My mother is the only survivor in this picture. My eldest brother, David, passed away first. He was an alcoholic. I still wonder if it was environment or chemistry: his biological machine was defective in several ways, and there did not seem to be a cure. Talking to him was often a challenge, because his mid seemed to run in loops that he just couldn’t escape—most strident in his conversations with me was the theme “it’s never too late to get an education.” When I last saw him, he seemed happy that I finally made it back to that task.

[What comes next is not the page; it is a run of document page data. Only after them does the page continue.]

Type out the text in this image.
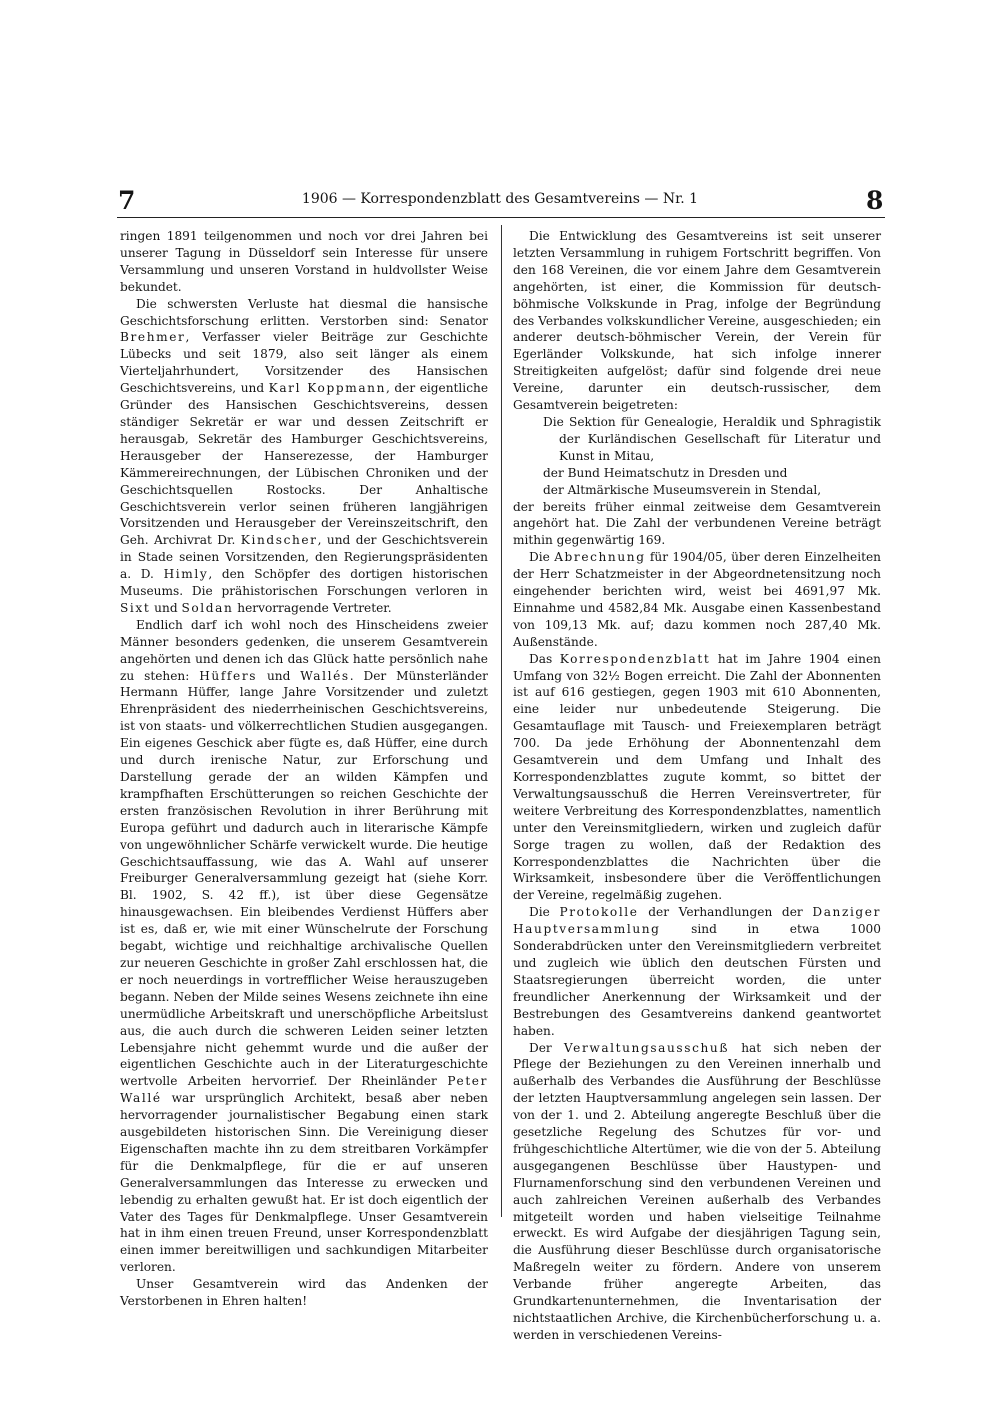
7	1906 — Korrespondenzblatt des Gesamtvereins — Nr. 1	8

ringen 1891 teilgenommen und noch vor drei Jahren bei unserer Tagung in Düsseldorf sein Interesse für unsere Versammlung und unseren Vorstand in huldvollster Weise bekundet.

Die schwersten Verluste hat diesmal die hansische Geschichtsforschung erlitten. Verstorben sind: Senator Brehmer, Verfasser vieler Beiträge zur Geschichte Lübecks und seit 1879, also seit länger als einem Vierteljahrhundert, Vorsitzender des Hansischen Geschichtsvereins, und Karl Koppmann, der eigentliche Gründer des Hansischen Geschichtsvereins, dessen ständiger Sekretär er war und dessen Zeitschrift er herausgab, Sekretär des Hamburger Geschichtsvereins, Herausgeber der Hanserezesse, der Hamburger Kämmereirechnungen, der Lübischen Chroniken und der Geschichtsquellen Rostocks. Der Anhaltische Geschichtsverein verlor seinen früheren langjährigen Vorsitzenden und Herausgeber der Vereinszeitschrift, den Geh. Archivrat Dr. Kindscher, und der Geschichtsverein in Stade seinen Vorsitzenden, den Regierungspräsidenten a. D. Himly, den Schöpfer des dortigen historischen Museums. Die prähistorischen Forschungen verloren in Sixt und Soldan hervorragende Vertreter.

Endlich darf ich wohl noch des Hinscheidens zweier Männer besonders gedenken, die unserem Gesamtverein angehörten und denen ich das Glück hatte persönlich nahe zu stehen: Hüffers und Wallés. Der Münsterländer Hermann Hüffer, lange Jahre Vorsitzender und zuletzt Ehrenpräsident des niederrheinischen Geschichtsvereins, ist von staats- und völkerrechtlichen Studien ausgegangen. Ein eigenes Geschick aber fügte es, daß Hüffer, eine durch und durch irenische Natur, zur Erforschung und Darstellung gerade der an wilden Kämpfen und krampfhaften Erschütterungen so reichen Geschichte der ersten französischen Revolution in ihrer Berührung mit Europa geführt und dadurch auch in literarische Kämpfe von ungewöhnlicher Schärfe verwickelt wurde. Die heutige Geschichtsauffassung, wie das A. Wahl auf unserer Freiburger Generalversammlung gezeigt hat (siehe Korr. Bl. 1902, S. 42 ff.), ist über diese Gegensätze hinausgewachsen. Ein bleibendes Verdienst Hüffers aber ist es, daß er, wie mit einer Wünschelrute der Forschung begabt, wichtige und reichhaltige archivalische Quellen zur neueren Geschichte in großer Zahl erschlossen hat, die er noch neuerdings in vortrefflicher Weise herauszugeben begann. Neben der Milde seines Wesens zeichnete ihn eine unermüdliche Arbeitskraft und unerschöpfliche Arbeitslust aus, die auch durch die schweren Leiden seiner letzten Lebensjahre nicht gehemmt wurde und die außer der eigentlichen Geschichte auch in der Literaturgeschichte wertvolle Arbeiten hervorrief. Der Rheinländer Peter Wallé war ursprünglich Architekt, besaß aber neben hervorragender journalistischer Begabung einen stark ausgebildeten historischen Sinn. Die Vereinigung dieser Eigenschaften machte ihn zu dem streitbaren Vorkämpfer für die Denkmalpflege, für die er auf unseren Generalversammlungen das Interesse zu erwecken und lebendig zu erhalten gewußt hat. Er ist doch eigentlich der Vater des Tages für Denkmalpflege. Unser Gesamtverein hat in ihm einen treuen Freund, unser Korrespondenzblatt einen immer bereitwilligen und sachkundigen Mitarbeiter verloren.

Unser Gesamtverein wird das Andenken der Verstorbenen in Ehren halten!

Die Entwicklung des Gesamtvereins ist seit unserer letzten Versammlung in ruhigem Fortschritt begriffen. Von den 168 Vereinen, die vor einem Jahre dem Gesamtverein angehörten, ist einer, die Kommission für deutsch-böhmische Volkskunde in Prag, infolge der Begründung des Verbandes volkskundlicher Vereine, ausgeschieden; ein anderer deutsch-böhmischer Verein, der Verein für Egerländer Volkskunde, hat sich infolge innerer Streitigkeiten aufgelöst; dafür sind folgende drei neue Vereine, darunter ein deutsch-russischer, dem Gesamtverein beigetreten:

Die Sektion für Genealogie, Heraldik und Sphragistik der Kurländischen Gesellschaft für Literatur und Kunst in Mitau,

der Bund Heimatschutz in Dresden und

der Altmärkische Museumsverein in Stendal,

der bereits früher einmal zeitweise dem Gesamtverein angehört hat. Die Zahl der verbundenen Vereine beträgt mithin gegenwärtig 169.

Die Abrechnung für 1904/05, über deren Einzelheiten der Herr Schatzmeister in der Abgeordnetensitzung noch eingehender berichten wird, weist bei 4691,97 Mk. Einnahme und 4582,84 Mk. Ausgabe einen Kassenbestand von 109,13 Mk. auf; dazu kommen noch 287,40 Mk. Außenstände.

Das Korrespondenzblatt hat im Jahre 1904 einen Umfang von 32½ Bogen erreicht. Die Zahl der Abonnenten ist auf 616 gestiegen, gegen 1903 mit 610 Abonnenten, eine leider nur unbedeutende Steigerung. Die Gesamtauflage mit Tausch- und Freiexemplaren beträgt 700. Da jede Erhöhung der Abonnentenzahl dem Gesamtverein und dem Umfang und Inhalt des Korrespondenzblattes zugute kommt, so bittet der Verwaltungsausschuß die Herren Vereinsvertreter, für weitere Verbreitung des Korrespondenzblattes, namentlich unter den Vereinsmitgliedern, wirken und zugleich dafür Sorge tragen zu wollen, daß der Redaktion des Korrespondenzblattes die Nachrichten über die Wirksamkeit, insbesondere über die Veröffentlichungen der Vereine, regelmäßig zugehen.

Die Protokolle der Verhandlungen der Danziger Hauptversammlung sind in etwa 1000 Sonderabdrücken unter den Vereinsmitgliedern verbreitet und zugleich wie üblich den deutschen Fürsten und Staatsregierungen überreicht worden, die unter freundlicher Anerkennung der Wirksamkeit und der Bestrebungen des Gesamtvereins dankend geantwortet haben.

Der Verwaltungsausschuß hat sich neben der Pflege der Beziehungen zu den Vereinen innerhalb und außerhalb des Verbandes die Ausführung der Beschlüsse der letzten Hauptversammlung angelegen sein lassen. Der von der 1. und 2. Abteilung angeregte Beschluß über die gesetzliche Regelung des Schutzes für vor- und frühgeschichtliche Altertümer, wie die von der 5. Abteilung ausgegangenen Beschlüsse über Haustypen- und Flurnamenforschung sind den verbundenen Vereinen und auch zahlreichen Vereinen außerhalb des Verbandes mitgeteilt worden und haben vielseitige Teilnahme erweckt. Es wird Aufgabe der diesjährigen Tagung sein, die Ausführung dieser Beschlüsse durch organisatorische Maßregeln weiter zu fördern. Andere von unserem Verbande früher angeregte Arbeiten, das Grundkartenunternehmen, die Inventarisation der nichtstaatlichen Archive, die Kirchenbücherforschung u. a. werden in verschiedenen Vereins-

My father drank hard all the way into his sixties; then he quit abruptly. He retired early from his job tending oilfield machines; superheated steam was his specialty. He hated that job for 30 years. We moved from Ventura, California to Bakersfield when I was six years old. It was a forced transfer—no one wanted to go. David was nineteen then, and in college working on a degree in electrical engineering. He stayed in Ventura, working for the defense contractor Raytheon.
Eventually, he moved to Los Angeles for a big job with International Business Machines. Got a groovy little bachelor pad in Hermosa Beach in the late sixties, with a Ducati motorcycle and a Sunbeam sports car. We visited once that I can remember. There were marks on the walls where I could tell that paintings had been removed. I peeked into the bedroom and saw them leaning up against the wall—black velvet nude oil paintings removed so as to not offend the parents. But he missed the Kit-Kat Club matches in the ashtray.

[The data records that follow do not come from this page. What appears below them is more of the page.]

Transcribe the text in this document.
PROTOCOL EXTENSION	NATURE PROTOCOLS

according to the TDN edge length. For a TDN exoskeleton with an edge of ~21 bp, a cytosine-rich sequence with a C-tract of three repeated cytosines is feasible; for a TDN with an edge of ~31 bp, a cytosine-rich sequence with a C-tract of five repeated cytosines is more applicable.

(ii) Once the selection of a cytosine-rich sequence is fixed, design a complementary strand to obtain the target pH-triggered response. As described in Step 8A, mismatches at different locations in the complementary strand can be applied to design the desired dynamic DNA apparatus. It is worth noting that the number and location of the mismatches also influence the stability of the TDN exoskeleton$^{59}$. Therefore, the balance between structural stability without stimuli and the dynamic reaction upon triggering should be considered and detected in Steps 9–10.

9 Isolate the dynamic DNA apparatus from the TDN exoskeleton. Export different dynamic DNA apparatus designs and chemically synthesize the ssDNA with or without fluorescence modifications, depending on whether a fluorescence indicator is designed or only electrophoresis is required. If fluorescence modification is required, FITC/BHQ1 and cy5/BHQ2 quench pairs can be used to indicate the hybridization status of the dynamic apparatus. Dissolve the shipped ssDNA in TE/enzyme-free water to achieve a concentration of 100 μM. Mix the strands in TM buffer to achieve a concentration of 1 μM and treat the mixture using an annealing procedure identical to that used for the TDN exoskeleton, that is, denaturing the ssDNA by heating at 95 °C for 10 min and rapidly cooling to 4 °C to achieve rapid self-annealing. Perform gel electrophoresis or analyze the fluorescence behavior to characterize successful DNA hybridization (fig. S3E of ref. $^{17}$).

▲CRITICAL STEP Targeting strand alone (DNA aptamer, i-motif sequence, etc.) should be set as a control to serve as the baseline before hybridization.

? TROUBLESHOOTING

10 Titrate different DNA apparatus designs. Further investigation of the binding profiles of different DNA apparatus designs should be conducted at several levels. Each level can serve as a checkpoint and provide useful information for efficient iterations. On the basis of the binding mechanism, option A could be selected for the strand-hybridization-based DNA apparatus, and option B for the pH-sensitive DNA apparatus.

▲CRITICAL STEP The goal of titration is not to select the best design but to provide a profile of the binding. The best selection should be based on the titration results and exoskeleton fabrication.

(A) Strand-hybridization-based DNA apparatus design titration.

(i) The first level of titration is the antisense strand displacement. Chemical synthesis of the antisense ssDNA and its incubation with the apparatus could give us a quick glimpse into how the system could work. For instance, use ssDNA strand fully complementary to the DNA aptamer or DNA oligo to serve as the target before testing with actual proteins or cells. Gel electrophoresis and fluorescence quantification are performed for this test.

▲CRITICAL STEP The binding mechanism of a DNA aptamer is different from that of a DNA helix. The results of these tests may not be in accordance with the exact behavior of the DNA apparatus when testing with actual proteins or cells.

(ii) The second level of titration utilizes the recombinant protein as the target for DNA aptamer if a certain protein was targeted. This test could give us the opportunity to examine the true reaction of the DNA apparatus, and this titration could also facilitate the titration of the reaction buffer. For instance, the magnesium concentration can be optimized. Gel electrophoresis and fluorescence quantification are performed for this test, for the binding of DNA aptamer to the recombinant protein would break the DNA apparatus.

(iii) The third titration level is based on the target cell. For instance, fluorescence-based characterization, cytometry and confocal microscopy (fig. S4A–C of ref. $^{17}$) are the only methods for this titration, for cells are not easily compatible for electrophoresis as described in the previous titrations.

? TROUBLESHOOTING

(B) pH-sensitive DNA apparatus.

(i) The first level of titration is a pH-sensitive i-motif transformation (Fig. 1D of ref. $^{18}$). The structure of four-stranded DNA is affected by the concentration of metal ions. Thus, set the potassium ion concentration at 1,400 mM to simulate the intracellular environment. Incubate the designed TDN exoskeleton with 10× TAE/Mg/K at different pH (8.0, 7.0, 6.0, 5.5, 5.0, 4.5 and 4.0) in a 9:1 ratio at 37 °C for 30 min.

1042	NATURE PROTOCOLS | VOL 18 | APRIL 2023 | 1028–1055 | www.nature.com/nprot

In the seventies, David roared into Bakersfield in his purple Dodge Challenger, bringing me electrical project kits. He always had to duck out for that replacement bottle of brandy. He had his first heart attack at 26 while at an IBM training school in Kentucky. When I dropped out of college in 1977, he was quick to tell me that it didn’t have to be permanent—after all, it had taken him 12 years to complete is BA in business. That conversation continued across the 1980s, as David traversed law school on the one class a semester plan.
By day, David wore the plain black IBM suit and showed up to fix Selectric typewriters. He fixed printers and other computer peripherals in Orange County, living a few blocks away from Knott’s Berry farm. His skills with typewriters, and his drinking I suppose, lead him to Hughes Aircraft. Hughes actually made therapy available to deal with the occupational hazards of being a drone (i.e. alcoholism). But it didn’t work. He never managed to pass the bar exam and get out of that particular soul-killing culture.

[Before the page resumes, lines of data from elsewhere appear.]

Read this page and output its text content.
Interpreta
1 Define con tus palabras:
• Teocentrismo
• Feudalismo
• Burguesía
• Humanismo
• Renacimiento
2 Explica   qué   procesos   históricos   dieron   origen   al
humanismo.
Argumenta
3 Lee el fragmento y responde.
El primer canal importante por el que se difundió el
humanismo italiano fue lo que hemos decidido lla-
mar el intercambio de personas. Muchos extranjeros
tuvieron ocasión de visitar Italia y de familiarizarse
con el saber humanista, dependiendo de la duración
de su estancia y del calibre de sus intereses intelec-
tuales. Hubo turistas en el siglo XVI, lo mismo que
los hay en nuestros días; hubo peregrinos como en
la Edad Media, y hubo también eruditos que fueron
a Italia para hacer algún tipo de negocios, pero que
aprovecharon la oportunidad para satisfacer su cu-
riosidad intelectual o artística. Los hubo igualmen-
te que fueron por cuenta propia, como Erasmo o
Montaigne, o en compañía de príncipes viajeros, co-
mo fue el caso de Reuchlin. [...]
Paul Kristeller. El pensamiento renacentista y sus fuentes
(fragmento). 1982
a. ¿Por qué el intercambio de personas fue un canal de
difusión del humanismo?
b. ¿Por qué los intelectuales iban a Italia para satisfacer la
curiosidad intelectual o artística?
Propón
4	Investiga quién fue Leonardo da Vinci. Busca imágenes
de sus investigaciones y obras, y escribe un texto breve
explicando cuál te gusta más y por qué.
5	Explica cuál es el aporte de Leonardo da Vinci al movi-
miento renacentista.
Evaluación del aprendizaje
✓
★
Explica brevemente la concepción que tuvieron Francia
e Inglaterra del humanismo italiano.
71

I always looked up to David, and at the same time he was the shining example of the life I didn’t want—the black suit, the corporate fight song, and the smoky dark room with drinks and depression. I miss him on holidays, and wonder why he could never really quit. Dad did, but he couldn’t. I think part of the answer was: location, location, location. It wasn’t because he didn’t think.
Buried in this, of course, are all the clichés of birth order— including my own intellectual inferiority as the third child. That is, if you believe that sort of thing.